Garar Ne Demektir?

Sözlükte "tehlike, risk, kişinin bilmeden canını veya malını tehlikeye sokması" gibi anlamlara gelir. İslâm hukuku terimi olarak değişik tanımları içinde en çok benimsenen Serahsî'ye ait tarifte gararın temel özelliği "mestûrü'l-âkıbe" (sonu bilinmeyen) şeklinde ifade edilmiştir (el-Mebsûṭ, XII, 194).

Kur'ân-ı Kerîm'de garar kelimesi yer almamakla beraber aynı kökten olan "aldatma" anlamındaki garr masdarı mâzi ve muzâri sîgaları ile on beş defa, "aldanma" mânasına gelen gurûr kelimesi dokuz defa, "çok aldatan" anlamında olup şeytanı nitelendiren garûr kelimesi üç defa geçer (bk. M. F. Abdülbâkī, el-Muʿcem, "ġrr" md.). Garar yasağının Kur'ân'daki en kuvvetli dayanağı bâtıl yoldan kazanç elde etmeyi menedip kınayan âyetlerdir (bk. el-Bakara 2/188; en-Nisâ 4/29, 161; et-Tevbe 9/34). Bu âyetlerdeki "bâtıl" kelimesi için İslâm âlimleri tarafından değişik yorumlar yapılmış olmakla birlikte hadislerde yasaklanan gararın bâtıl kapsamında olduğu hususunda görüş birliği vardır.

Garar ile aynı kökten olan çeşitli kelimelerin hadislerde sıkça geçmesinin yanı sıra (bk.

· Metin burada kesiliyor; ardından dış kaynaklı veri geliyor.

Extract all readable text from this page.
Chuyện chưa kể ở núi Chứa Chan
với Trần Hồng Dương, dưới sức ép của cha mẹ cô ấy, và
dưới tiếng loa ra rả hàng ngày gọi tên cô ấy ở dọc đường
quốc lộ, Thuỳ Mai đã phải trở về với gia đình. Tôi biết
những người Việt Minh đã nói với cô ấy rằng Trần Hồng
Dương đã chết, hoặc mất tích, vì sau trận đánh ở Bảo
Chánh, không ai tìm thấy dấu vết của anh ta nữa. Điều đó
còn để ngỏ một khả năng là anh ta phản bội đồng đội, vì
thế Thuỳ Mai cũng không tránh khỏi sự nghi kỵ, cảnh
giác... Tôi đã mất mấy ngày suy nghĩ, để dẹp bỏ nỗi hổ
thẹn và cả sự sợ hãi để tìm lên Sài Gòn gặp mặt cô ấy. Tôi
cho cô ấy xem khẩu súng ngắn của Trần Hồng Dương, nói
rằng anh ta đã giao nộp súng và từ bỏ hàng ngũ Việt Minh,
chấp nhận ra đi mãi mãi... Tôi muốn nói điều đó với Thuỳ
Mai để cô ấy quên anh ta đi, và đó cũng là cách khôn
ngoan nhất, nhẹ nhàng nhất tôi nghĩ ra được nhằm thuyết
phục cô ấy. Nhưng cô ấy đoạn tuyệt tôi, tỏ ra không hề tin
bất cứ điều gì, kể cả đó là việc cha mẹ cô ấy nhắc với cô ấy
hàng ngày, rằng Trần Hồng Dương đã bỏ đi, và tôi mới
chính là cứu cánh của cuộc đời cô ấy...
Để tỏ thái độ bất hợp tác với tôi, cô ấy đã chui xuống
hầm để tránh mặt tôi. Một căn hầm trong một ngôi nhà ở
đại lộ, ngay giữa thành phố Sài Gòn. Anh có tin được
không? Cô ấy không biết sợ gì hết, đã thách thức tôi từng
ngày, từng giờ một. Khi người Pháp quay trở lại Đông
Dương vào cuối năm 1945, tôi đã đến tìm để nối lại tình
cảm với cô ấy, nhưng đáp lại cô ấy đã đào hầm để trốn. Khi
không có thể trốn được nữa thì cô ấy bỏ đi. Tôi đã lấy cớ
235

Wensinck, el-Muʿcem, "ġrr" md.) "bey'u'l-garar" şeklinde ifade edilen satımın Hz. Peygamber tarafından yasaklandığına dair birçok hadis rivayet edilmiştir (el-Muvaṭṭaʾ, "Büyûʿ", 75; Buhârî, "Büyûʿ", 61; Müslim, "Büyûʿ", 4; İbn Mâce, "Ticârât", 23; Ebû Dâvûd, "Büyûʿ", 24-25; Tirmizî, "Büyûʿ", 17). Bey'u'l-garar terkibinin, masdarın mef'ulüne izâfesi olarak düşünülmesi halinde garar satım konusu malı, mevsufun sıfatına izafesi olarak kabul edilmesi durumunda ise satım sözleşmesinin niteliğini belirtmiş olur. Birinci yoruma göre hadislerde garar özelliğini taşıyan şeylerin satımının, ikincisine göre garar özelliğinin hâkim olduğu satımların yasaklandığı sonucu ortaya çıkar. Her iki yorumu savunan yazarlar bulunmaktadır. Konuyla ilgili hadislerde, "Hz. Peygamber garar satımını yasakladı" şeklinde sahâbînin duyum ve gözlemine dayalı bir anlatım söz konusu olduğu için bunun umum ifade edip etmeyeceği tartışılmıştır. Usulcülerin çoğunluğunca benimsenen ilkeye göre, râvinin bir olaya ilişkin soyut anlatımı esas alınarak kapsamlı bir hükme ulaşılamaz; çünkü asıl delili râvinin gördüğü veya duyduğu olay oluşturmaktadır. Bir grup usulcüye göre ise sahâbînin özellikleri ve mâna rivayetinin yaygınlığı dikkate alındığında bu tür anlatımların umum ifade ettiğini kabul etmek gerekir. Ali el-Hafîf -aşırı ölçülerde olmayan veya ihtiyaçların gerekli kıldığı vb.- bazı garar satışlarının yasak kapsamının dışında tutulduğu, gararın umum ifade etmeyen bir cins ismi olduğu gibi gerekçelerle birinci görüşü (Mecelletü Maʿhedi'l-büḥûs̱, sy. 4, s. 87, 90, 93-95), Darîr delillerini daha güçlü bulduğunu belirterek ikinci görüşü (el-Ġarar ve es̱eruhû fi'l-ʿuḳūd, s. 66) tercih etmektedir.